LAPD Chief Charlie Beck told reporters that while some of the suspects were in the United States illegally, none were going to be handed over to immigration authorities. “These people are going to federal prison,” he said. “Our sanctuary policies are what make us successful here, because we get people to talk.”

Still, one gang expert questioned the effectiveness of such raids. Alex Sanchez, a former MS-13 member who now runs gang intervention nonprofit Homies Unidos, says this is at least the third federal racketeering raid against MS-13. (He was targeted in one but the case was ultimately dropped.) Officials claimed that the gang's leadership has been crippled and that L.A. membership is down to 800 from 1,200 at one point. But Sanchez disputes both assertions.

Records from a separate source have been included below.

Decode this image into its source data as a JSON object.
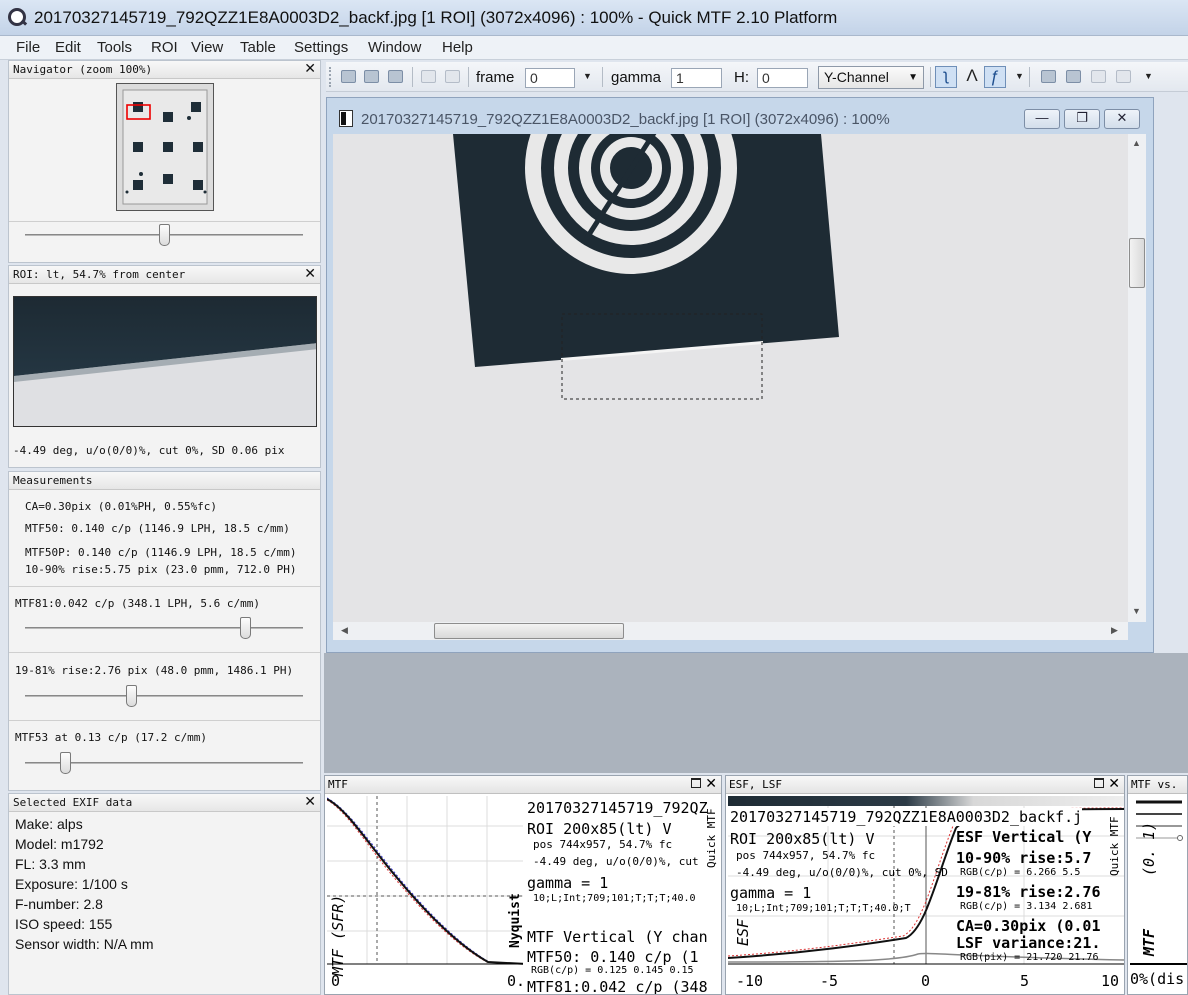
{
  "window": {
    "title": "20170327145719_792QZZ1E8A0003D2_backf.jpg [1 ROI] (3072x4096) : 100% - Quick MTF 2.10 Platform"
  },
  "menu": [
    "File",
    "Edit",
    "Tools",
    "ROI",
    "View",
    "Table",
    "Settings",
    "Window",
    "Help"
  ],
  "navigator": {
    "title": "Navigator (zoom 100%)",
    "zoom_slider": 0.5
  },
  "roi_panel": {
    "title": "ROI: lt, 54.7% from center",
    "info": "-4.49 deg, u/o(0/0)%, cut 0%, SD 0.06 pix"
  },
  "measurements": {
    "title": "Measurements",
    "ca": "CA=0.30pix (0.01%PH, 0.55%fc)",
    "mtf50": "MTF50: 0.140 c/p (1146.9 LPH, 18.5 c/mm)",
    "mtf50p": "MTF50P: 0.140 c/p (1146.9 LPH, 18.5 c/mm)",
    "rise1090": "10-90% rise:5.75 pix (23.0 pmm, 712.0 PH)",
    "mtf81": "MTF81:0.042 c/p (348.1 LPH, 5.6 c/mm)",
    "mtf81_slider": 0.8,
    "rise1981": "19-81% rise:2.76 pix (48.0 pmm, 1486.1 PH)",
    "rise1981_slider": 0.4,
    "mtf53": "MTF53 at 0.13 c/p (17.2 c/mm)",
    "mtf53_slider": 0.15
  },
  "exif": {
    "title": "Selected EXIF data",
    "lines": [
      "Make: alps",
      "Model: m1792",
      "FL: 3.3 mm",
      "Exposure: 1/100 s",
      "F-number: 2.8",
      "ISO speed: 155",
      "Sensor width: N/A mm"
    ]
  },
  "toolbar": {
    "frame_label": "frame",
    "frame_value": "0",
    "gamma_label": "gamma",
    "gamma_value": "1",
    "h_label": "H:",
    "h_value": "0",
    "channel": "Y-Channel"
  },
  "image_window": {
    "title": "20170327145719_792QZZ1E8A0003D2_backf.jpg [1 ROI] (3072x4096) : 100%",
    "min_btn": "—",
    "restore_btn": "❐",
    "close_btn": "✕"
  },
  "mtf_panel": {
    "title": "MTF",
    "file": "20170327145719_792QZ",
    "roi": "ROI 200x85(lt) V",
    "pos": "pos 744x957, 54.7% fc",
    "angle": "-4.49 deg, u/o(0/0)%, cut",
    "gamma": "gamma = 1",
    "params": "10;L;Int;709;101;T;T;T;40.0",
    "mtf_vertical": "MTF Vertical (Y chan",
    "mtf50": "MTF50: 0.140 c/p (1",
    "rgb": "RGB(c/p) = 0.125 0.145 0.15",
    "mtf81": "MTF81:0.042 c/p (348",
    "side_text": "Quick MTF",
    "nyquist": "Nyquist",
    "ylabel": "MTF (SFR)",
    "x0": "0",
    "x1": "0."
  },
  "esf_panel": {
    "title": "ESF, LSF",
    "file": "20170327145719_792QZZ1E8A0003D2_backf.j",
    "roi": "ROI 200x85(lt) V",
    "pos": "pos 744x957, 54.7% fc",
    "angle": "-4.49 deg, u/o(0/0)%, cut 0%, SD",
    "gamma": "gamma = 1",
    "params": "10;L;Int;709;101;T;T;T;40.0;T",
    "esf_vertical": "ESF Vertical (Y",
    "rise1090": "10-90% rise:5.7",
    "rgb1": "RGB(c/p) = 6.266 5.5",
    "rise1981": "19-81% rise:2.76",
    "rgb2": "RGB(c/p) = 3.134 2.681",
    "ca": "CA=0.30pix (0.01",
    "lsf": "LSF variance:21.",
    "rgb3": "RGB(pix) = 21.720 21.76",
    "side_text": "Quick MTF",
    "ylabel": "ESF",
    "ticks": [
      "-10",
      "-5",
      "0",
      "5",
      "10"
    ]
  },
  "mtfvs_panel": {
    "title": "MTF vs.",
    "ylabel": "(0. 1)",
    "ylabel2": "MTF",
    "bottom": "0%(dis"
  }
}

“You arrest 20 people now, there will be 20 people later taking their places,” Sanchez says. “It's a mistake to think suppression will solve our problems when we don't look at the root causes — poverty, housing, education.”

Sanchez argues that while this crackdown might not have been a formal Trump administration initiative, the effect is the same: Immigrant communities will come away afraid to cooperate with authorities. “If you bring a racketeering case into a community, it's going to put the gang on the front page and bring a level of insecurity to our community,” Sanchez says. “It will undermine efforts to create safe communities for the undocumented.”